We've had mixed responses with that here. Some gardens spring up fairly spontaneously from the neighbourhood, others are very much an outside attempt to jumpstart a bit of community in a bad area. It's a method, like community centers or after school programs or whatever. Sometimes it manages to catch on, sometimes not. :dunno:

Anyway, I think that except for a few hobbyists who particularly enjoy growing things, and whatever herbs you might get, such projects will not last because a great many people just don't see the value in return for the effort required.

Well, you can manage a bit more if you put your mind to it - we have a fairly regular harvest and come out with a dozen or so jam jars every year of apricots, nectarines, pomegranates and this year grapes, and we have lemons all year round, because they do weirdly in this climate. (I used to have passionfruit too, but lets not talk about that.) That's from a pretty small backyard that is hardly taken up, but it requires work.

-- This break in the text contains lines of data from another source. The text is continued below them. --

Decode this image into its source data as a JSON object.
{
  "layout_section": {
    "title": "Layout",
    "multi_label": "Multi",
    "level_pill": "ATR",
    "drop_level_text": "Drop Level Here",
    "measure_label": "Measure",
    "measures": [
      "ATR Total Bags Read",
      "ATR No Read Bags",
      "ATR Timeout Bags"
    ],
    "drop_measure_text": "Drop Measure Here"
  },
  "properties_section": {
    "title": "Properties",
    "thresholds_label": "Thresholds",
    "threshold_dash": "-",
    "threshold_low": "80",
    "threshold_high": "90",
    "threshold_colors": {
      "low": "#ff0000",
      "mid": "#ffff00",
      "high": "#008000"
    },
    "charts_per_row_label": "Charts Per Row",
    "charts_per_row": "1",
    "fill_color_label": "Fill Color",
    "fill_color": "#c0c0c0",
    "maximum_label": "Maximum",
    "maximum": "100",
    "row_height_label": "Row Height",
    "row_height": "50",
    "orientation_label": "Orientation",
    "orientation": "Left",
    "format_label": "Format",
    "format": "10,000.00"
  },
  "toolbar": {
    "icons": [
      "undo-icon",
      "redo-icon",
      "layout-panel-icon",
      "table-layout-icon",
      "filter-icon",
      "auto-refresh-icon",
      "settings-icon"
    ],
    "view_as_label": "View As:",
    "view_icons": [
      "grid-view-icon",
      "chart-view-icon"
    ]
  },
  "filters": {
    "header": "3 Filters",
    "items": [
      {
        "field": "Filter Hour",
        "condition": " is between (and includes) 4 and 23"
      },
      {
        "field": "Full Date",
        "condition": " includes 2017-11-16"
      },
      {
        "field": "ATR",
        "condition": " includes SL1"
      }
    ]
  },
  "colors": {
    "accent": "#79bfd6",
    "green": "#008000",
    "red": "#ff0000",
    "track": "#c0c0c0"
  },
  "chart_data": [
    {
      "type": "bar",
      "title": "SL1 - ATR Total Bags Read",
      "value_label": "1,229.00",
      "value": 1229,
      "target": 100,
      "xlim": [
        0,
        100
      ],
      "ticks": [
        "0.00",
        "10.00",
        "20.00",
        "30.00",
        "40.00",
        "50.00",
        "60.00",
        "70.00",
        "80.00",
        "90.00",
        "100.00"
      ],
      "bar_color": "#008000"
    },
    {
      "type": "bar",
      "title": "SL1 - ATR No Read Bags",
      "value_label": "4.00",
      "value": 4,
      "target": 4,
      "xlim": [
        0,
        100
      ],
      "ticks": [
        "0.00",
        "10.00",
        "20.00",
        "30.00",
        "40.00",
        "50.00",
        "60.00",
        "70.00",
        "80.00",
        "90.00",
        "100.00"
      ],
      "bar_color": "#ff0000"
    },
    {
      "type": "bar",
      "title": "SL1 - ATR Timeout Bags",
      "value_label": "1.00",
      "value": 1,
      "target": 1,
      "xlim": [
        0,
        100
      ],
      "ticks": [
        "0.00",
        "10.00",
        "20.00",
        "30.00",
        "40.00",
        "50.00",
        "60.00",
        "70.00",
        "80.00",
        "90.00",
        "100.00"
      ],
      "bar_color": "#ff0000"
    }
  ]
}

If we really just wanted lemons/nectarines/whatever, it would be more efficient to go work at our various jobs, and use money earned buy nectarines from people who are growing them on a large scale. Economics, eh.

We're into that, so it's ok. But we're Ukrainian, and thus possess an unhealthy attitude towards backyard agriculture - that is, view it as a sort of sacred honor and measure of moral character. A lot of people in the Ukraine really do personally grow a fairly decent proportion of their own fruit and veg, and basically barter a lot of dairy as well, and it is mostly a function of poverty and inefficiency. If it isn't someone's hobby to grown their own herbs, I really don't wish it on them. It's stupid, hard, repetitive, unhealthy work. If you don't see the value required and prefer to go do something with your time you have some actual comparative advantage in, I can only commend you. Urban farming is great and adorable and all, but it doesn't actually mean anything.